Iranian officials say Inspectors from the United Nations could be allowed inside Iran's new heavy water nuclear reaction within weeks.
The spokesman for Iran's nuclear department tells the official IRNA news agency Tehran is willing to grant the U.N. International Atomic Energy Agency access to its Arak reactor before the next round of talks with the agency on December 11.
But Behrouz Kamalvandi also says details of such an inspection would still need to be worked out.
Iran and the IAEA signed an agreement that will allow expanded inspections of Iran's nuclear sites.
In Vienna, IAEA chief Yukiya Amano told the French news agency he still wants Iran to answer questions about its alleged nuclear weapons program, though the issue is not specifically outlined in the deal.
Iran insists its nuclear program has always been designed for peaceful purposes.
Meanwhile, Iran's top nuclear negotiator is back home, touting progress in the most recent round of talks with Western powers over Tehran's controversial nuclear program.
Foreign Minister Mohammad Javad Zarif sounded upbeat tone about the Geneva talks during an Iranian television talk show Monday.
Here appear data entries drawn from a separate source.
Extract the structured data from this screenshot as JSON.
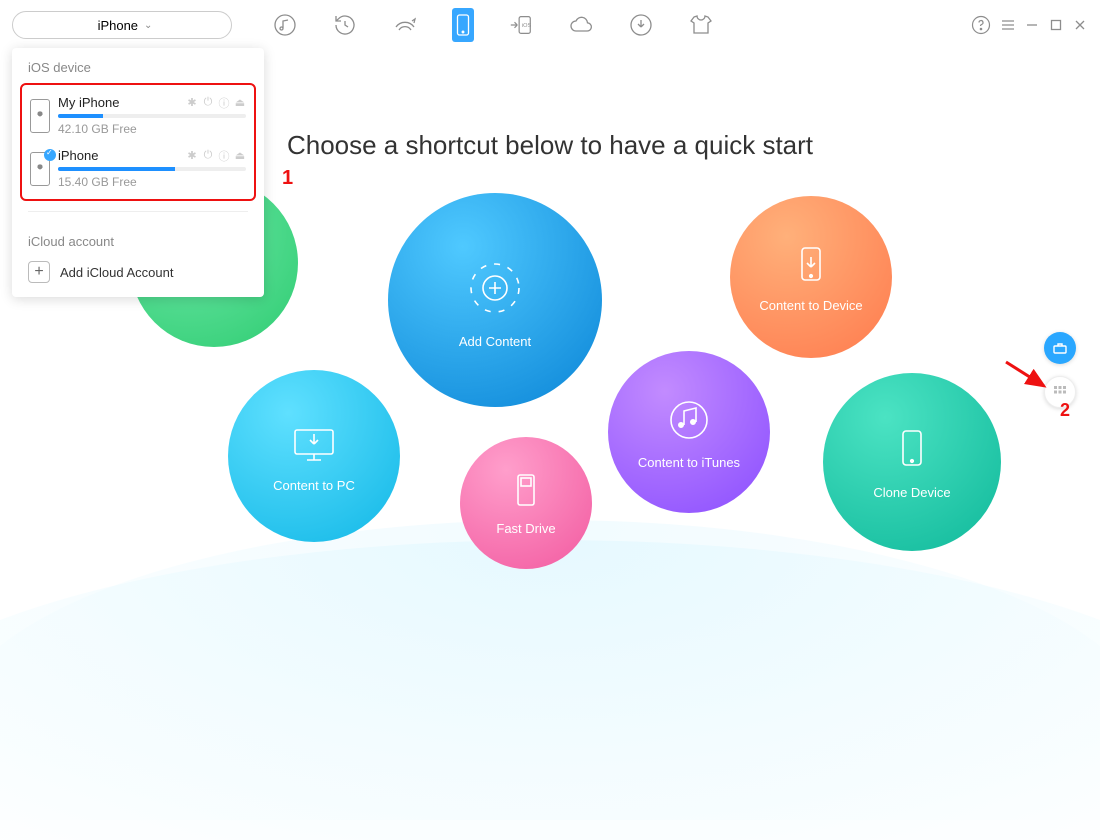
{
  "toolbar": {
    "device_selector_label": "iPhone"
  },
  "dropdown": {
    "ios_section": "iOS device",
    "devices": [
      {
        "name": "My iPhone",
        "free": "42.10 GB Free",
        "fill_pct": 24,
        "checked": false
      },
      {
        "name": "iPhone",
        "free": "15.40 GB Free",
        "fill_pct": 62,
        "checked": true
      }
    ],
    "icloud_section": "iCloud account",
    "add_icloud": "Add iCloud Account"
  },
  "heading": "Choose a shortcut below to have a quick start",
  "bubbles": {
    "add_content": "Add Content",
    "content_to_device": "Content to Device",
    "content_to_pc": "Content to PC",
    "fast_drive": "Fast Drive",
    "content_to_itunes": "Content to iTunes",
    "clone_device": "Clone Device"
  },
  "annotations": {
    "one": "1",
    "two": "2"
  }
}
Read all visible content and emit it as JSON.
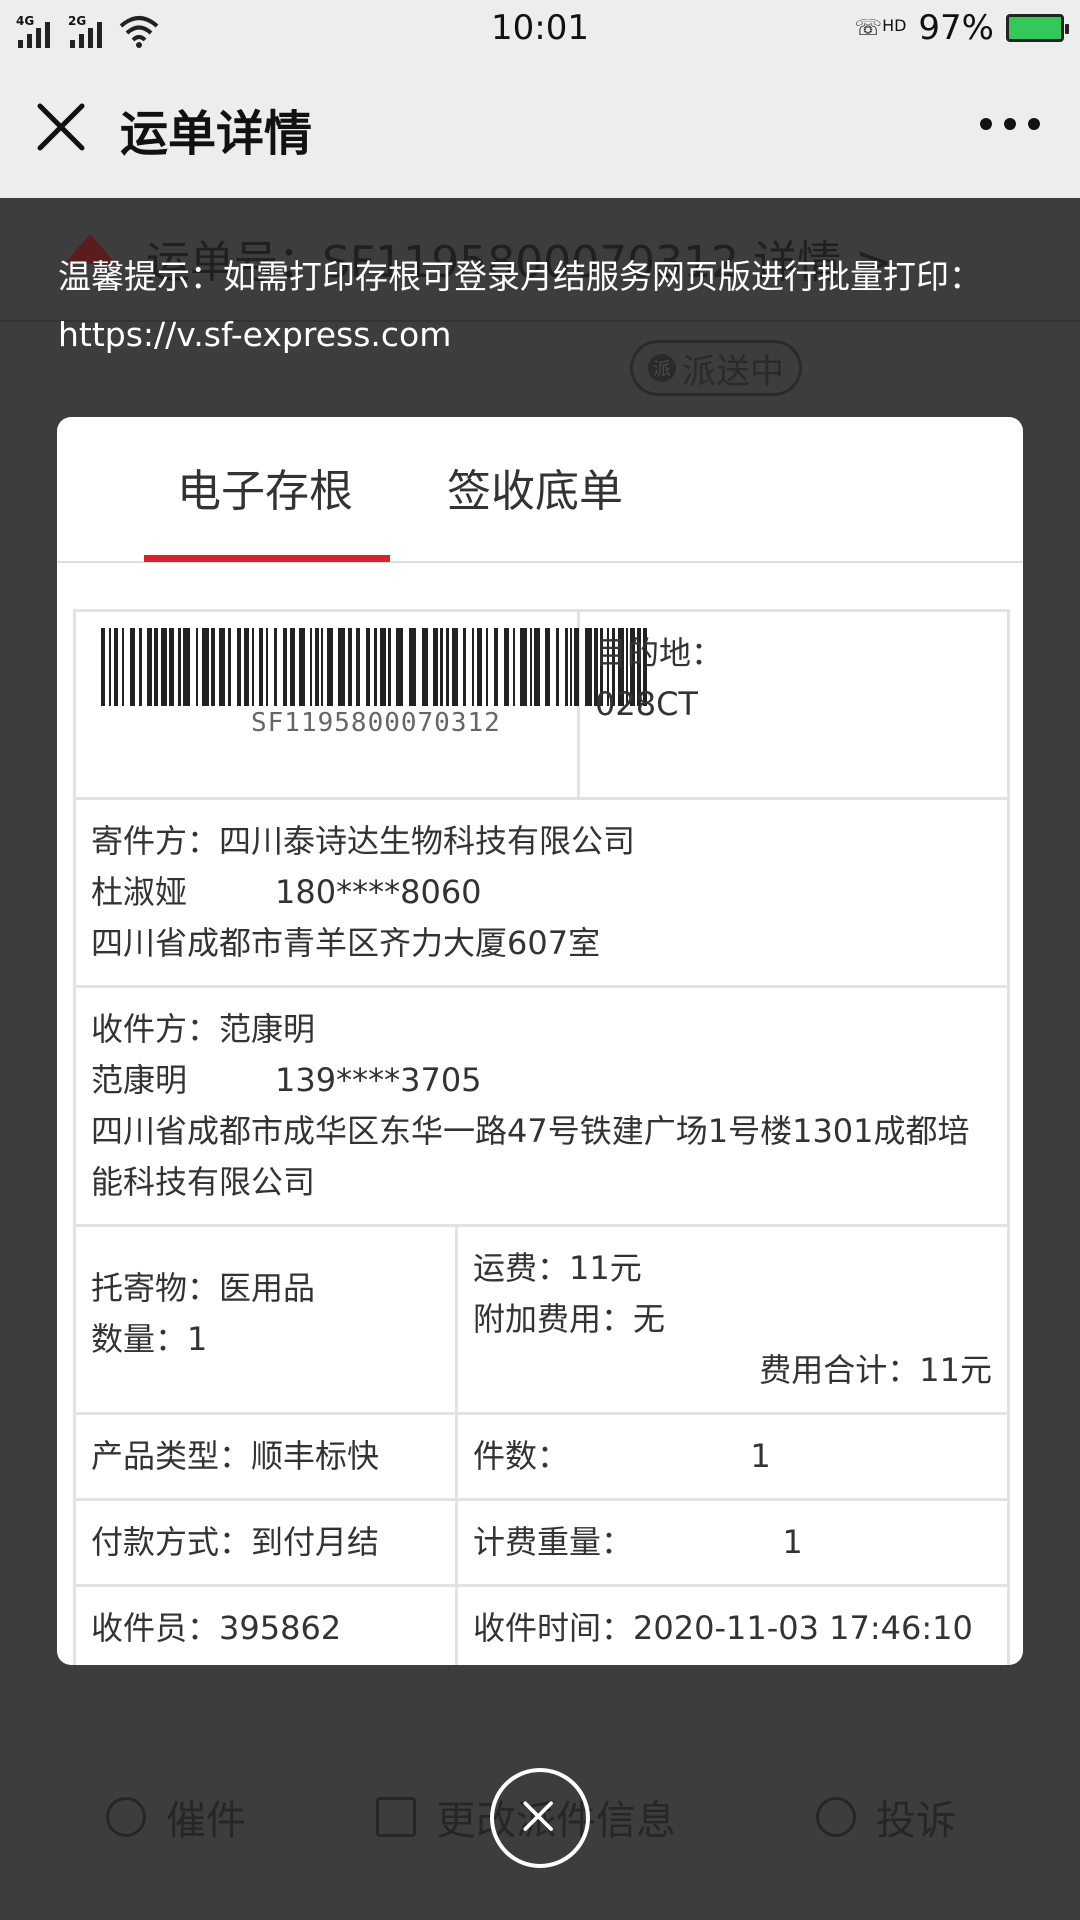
{
  "status_bar": {
    "network_1": "4G",
    "network_2": "2G",
    "time": "10:01",
    "call_badge": "HD",
    "battery": "97%",
    "battery_color": "#34c759"
  },
  "nav": {
    "title": "运单详情",
    "close_icon": "close-icon",
    "more_icon": "more-icon"
  },
  "background": {
    "waybill_label": "运单号：SF1195800070312 详情 >",
    "status_badge_icon": "派",
    "status_badge": "派送中",
    "actions": [
      {
        "label": "催件",
        "icon": "timer-icon"
      },
      {
        "label": "更改派件信息",
        "icon": "edit-icon"
      },
      {
        "label": "投诉",
        "icon": "alert-icon"
      }
    ]
  },
  "tip": "温馨提示：如需打印存根可登录月结服务网页版进行批量打印：https://v.sf-express.com",
  "modal": {
    "tabs": [
      "电子存根",
      "签收底单"
    ],
    "active_tab": 0,
    "accent_color": "#d8202f",
    "barcode_number": "SF1195800070312",
    "destination_label": "目的地：",
    "destination_code": "028CT",
    "sender": {
      "line1": "寄件方：四川泰诗达生物科技有限公司",
      "name": "杜淑娅",
      "phone": "180****8060",
      "address": "四川省成都市青羊区齐力大厦607室"
    },
    "receiver": {
      "line1": "收件方：范康明",
      "name": "范康明",
      "phone": "139****3705",
      "address": "四川省成都市成华区东华一路47号铁建广场1号楼1301成都培能科技有限公司"
    },
    "goods": {
      "item": "托寄物：医用品",
      "quantity": "数量：1"
    },
    "fees": {
      "freight": "运费：11元",
      "extra": "附加费用：无",
      "total": "费用合计：11元"
    },
    "product_type": "产品类型：顺丰标快",
    "pieces_label": "件数：",
    "pieces_value": "1",
    "payment": "付款方式：到付月结",
    "weight_label": "计费重量：",
    "weight_value": "1",
    "courier": "收件员：395862",
    "pickup_time": "收件时间：2020-11-03 17:46:10"
  },
  "close_overlay_icon": "close-circle-icon"
}
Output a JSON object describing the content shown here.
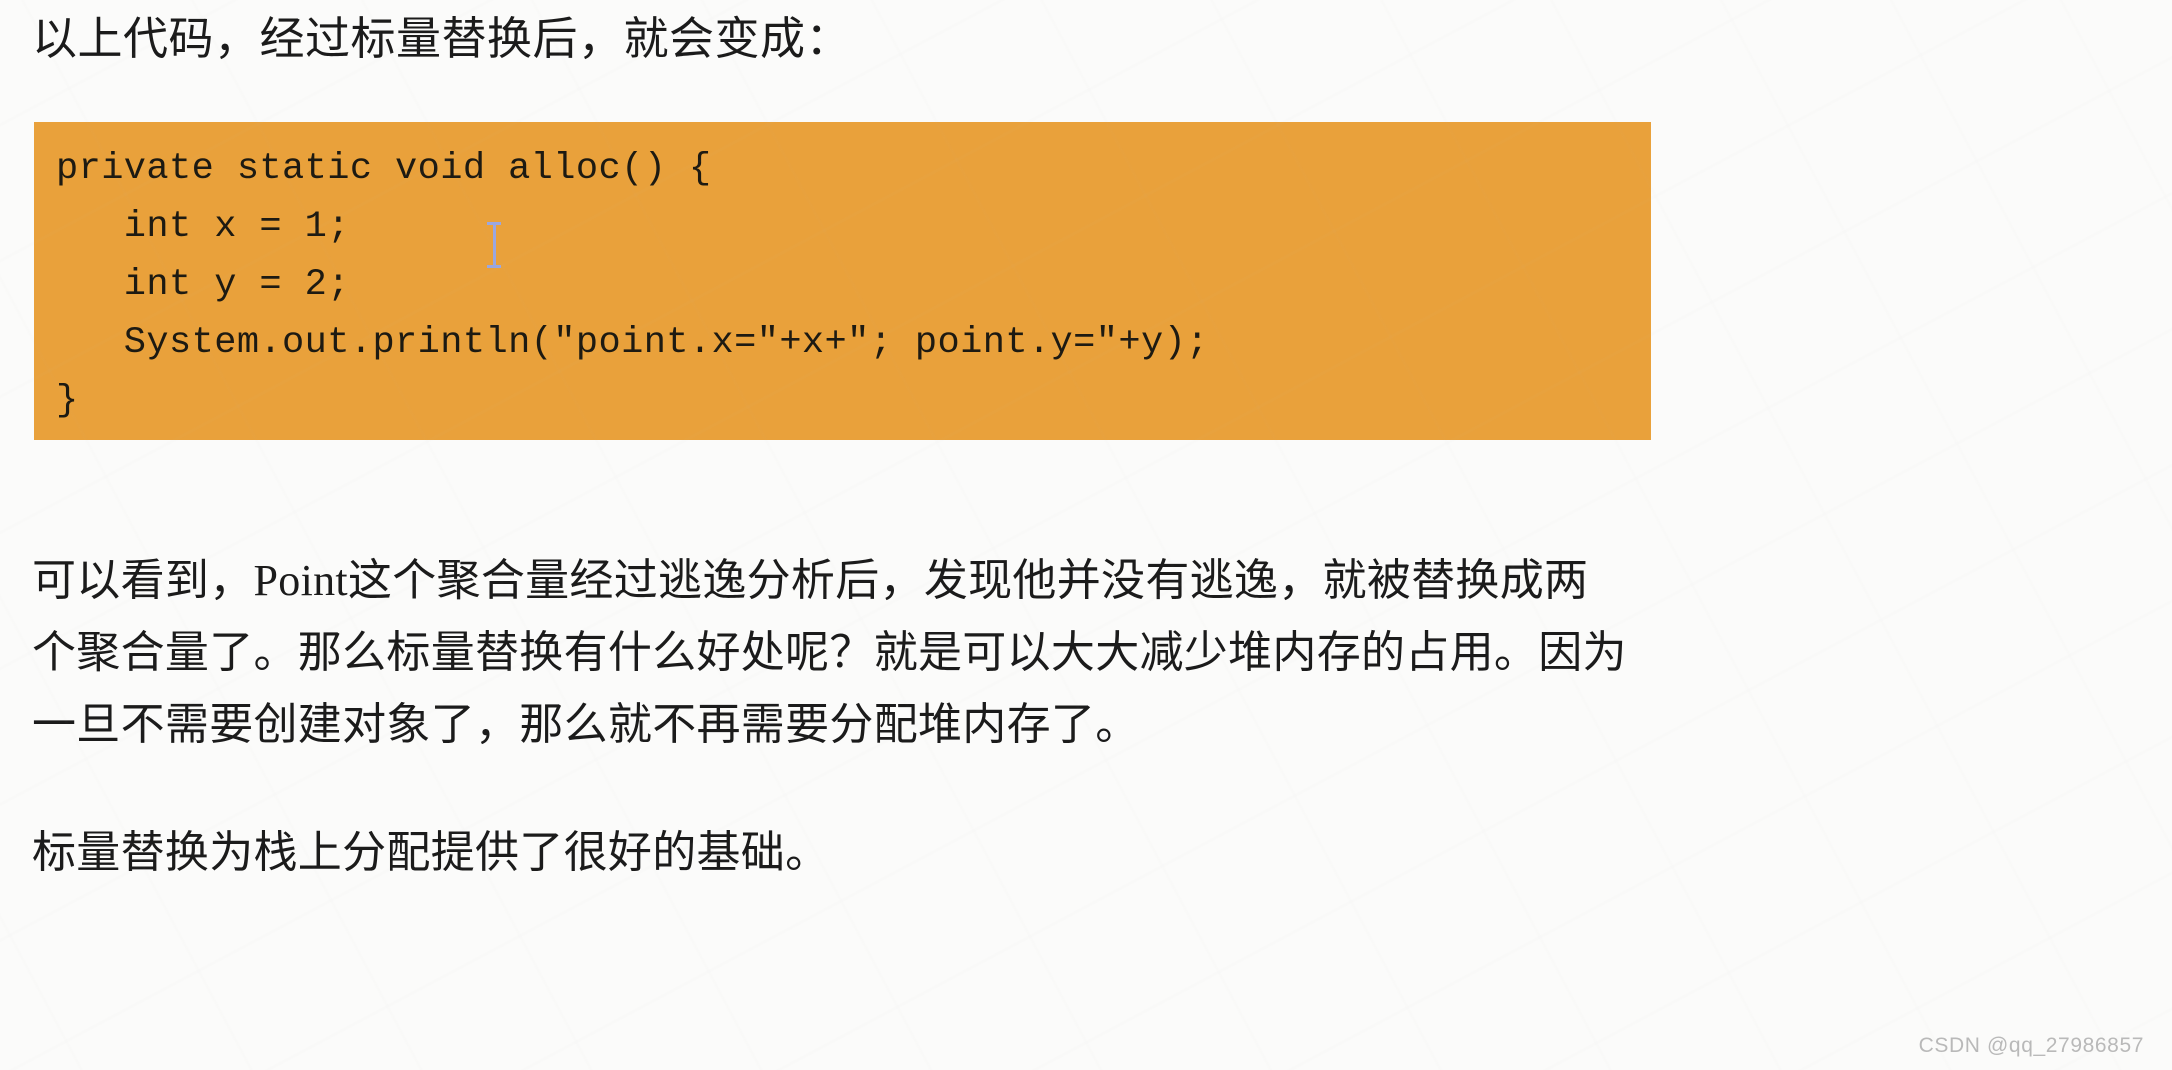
{
  "document": {
    "intro_line": "以上代码，经过标量替换后，就会变成：",
    "code_block": {
      "background_color": "#e9a13b",
      "language": "java",
      "lines": [
        "private static void alloc() {",
        "   int x = 1;",
        "   int y = 2;",
        "   System.out.println(\"point.x=\"+x+\"; point.y=\"+y);",
        "}"
      ]
    },
    "paragraphs": [
      {
        "lines": [
          "可以看到，Point这个聚合量经过逃逸分析后，发现他并没有逃逸，就被替换成两",
          "个聚合量了。那么标量替换有什么好处呢？就是可以大大减少堆内存的占用。因为",
          "一旦不需要创建对象了，那么就不再需要分配堆内存了。"
        ]
      },
      {
        "lines": [
          "标量替换为栈上分配提供了很好的基础。"
        ]
      }
    ],
    "cursor": {
      "type": "text-ibeam",
      "color": "#9aa7e0"
    },
    "watermark": {
      "text": "CSDN @qq_27986857",
      "color": "#b9b9b9"
    }
  }
}
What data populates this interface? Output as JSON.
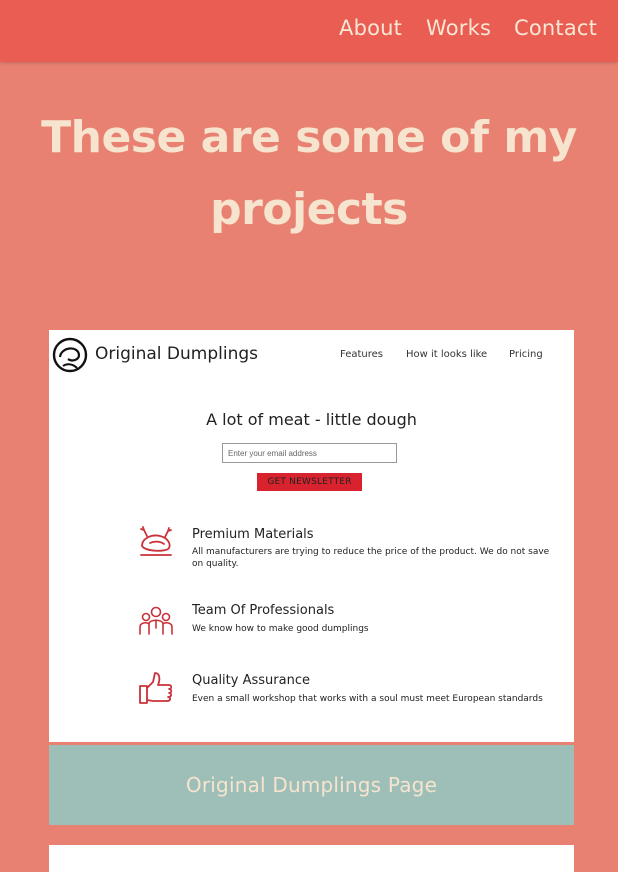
{
  "nav": {
    "items": [
      {
        "label": "About"
      },
      {
        "label": "Works"
      },
      {
        "label": "Contact"
      }
    ]
  },
  "hero": {
    "title": "These are some of my projects"
  },
  "project": {
    "screenshot": {
      "brand": "Original Dumplings",
      "nav": [
        "Features",
        "How it looks like",
        "Pricing"
      ],
      "headline": "A lot of meat - little dough",
      "email_placeholder": "Enter your email address",
      "button_label": "GET NEWSLETTER",
      "features": [
        {
          "title": "Premium Materials",
          "desc": "All manufacturers are trying to reduce the price of the product. We do not save on quality.",
          "icon": "chicken-icon"
        },
        {
          "title": "Team Of Professionals",
          "desc": "We know how to make good dumplings",
          "icon": "team-icon"
        },
        {
          "title": "Quality Assurance",
          "desc": "Even a small workshop that works with a soul must meet European standards",
          "icon": "thumbs-up-icon"
        }
      ],
      "accent_color": "#d8222d"
    },
    "caption": "Original Dumplings Page"
  },
  "colors": {
    "background": "#e88172",
    "navbar": "#ea5d53",
    "text_light": "#f6e4cf",
    "caption_bg": "#9ebfb8"
  }
}
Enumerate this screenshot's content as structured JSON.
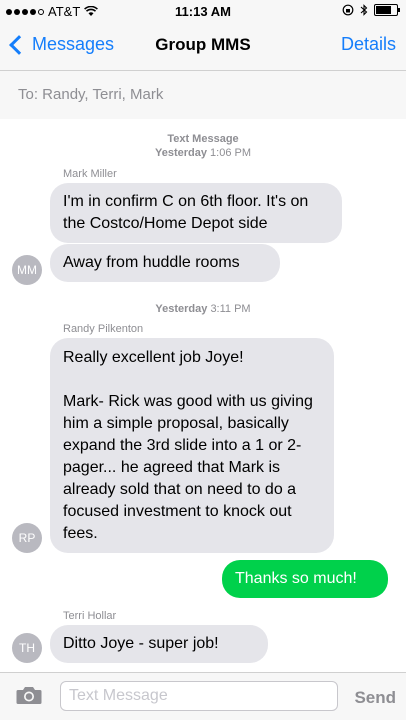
{
  "status_bar": {
    "carrier": "AT&T",
    "time": "11:13 AM",
    "signal_bars_filled": 4,
    "signal_bars_total": 5,
    "battery_level": 0.85
  },
  "nav": {
    "back_label": "Messages",
    "title": "Group MMS",
    "details_label": "Details"
  },
  "to_field": "To: Randy, Terri, Mark",
  "thread": {
    "meta1_title": "Text Message",
    "meta1_day": "Yesterday",
    "meta1_time": "1:06 PM",
    "sender1": "Mark Miller",
    "msg1": "I'm in confirm C on 6th floor. It's on the Costco/Home Depot side",
    "msg2": "Away from huddle rooms",
    "avatar1": "MM",
    "meta2_day": "Yesterday",
    "meta2_time": "3:11 PM",
    "sender2": "Randy Pilkenton",
    "msg3_p1": "Really excellent job Joye!",
    "msg3_p2": "Mark- Rick was good with us giving him a simple proposal, basically expand the 3rd slide into a 1 or 2-pager... he agreed that  Mark is already sold that on need to do a focused investment to knock out fees.",
    "avatar2": "RP",
    "msg4_out": "Thanks so much!",
    "sender3": "Terri Hollar",
    "msg5": "Ditto Joye - super job!",
    "avatar3": "TH"
  },
  "composer": {
    "placeholder": "Text Message",
    "send_label": "Send"
  },
  "colors": {
    "ios_blue": "#157efb",
    "incoming_bubble": "#e5e5ea",
    "outgoing_bubble": "#00d14b",
    "meta_gray": "#8e8e93"
  }
}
"Everybody felt that considerable progress had been made. Everybody believed that there were grounds for reaching a mutual understanding and a solution, and grounds did exist. I still believe that fairly good progress was made. Let's say if we had wanted to progress by 90 percent, we did actually progress by 70 or 75 percent."
Zarif blamed the lack of a deal on divisions among the P5+1, the group that includes the United States, Britain, France, China, Russia and Germany.
U.S. Secretary of State John Kerry says Western powers were united in their proposal and that it was Iran which was not ready to accept the deal. Negotiations resume next week.
British Foreign Secretary William Hague said the P5+1 powers would lift some of the sanctions they have imposed on Iran if a preliminary deal over its nuclear program could be reached. He also said the punitive measures could be intensified if negotiations fail.
The separate deal between Iran and the IAEA deal requires Iran to give inspectors "managed access" within three months to the country's main uranium mine, access to the reactor at Arak as well as long-sought information about some of its other nuclear activities.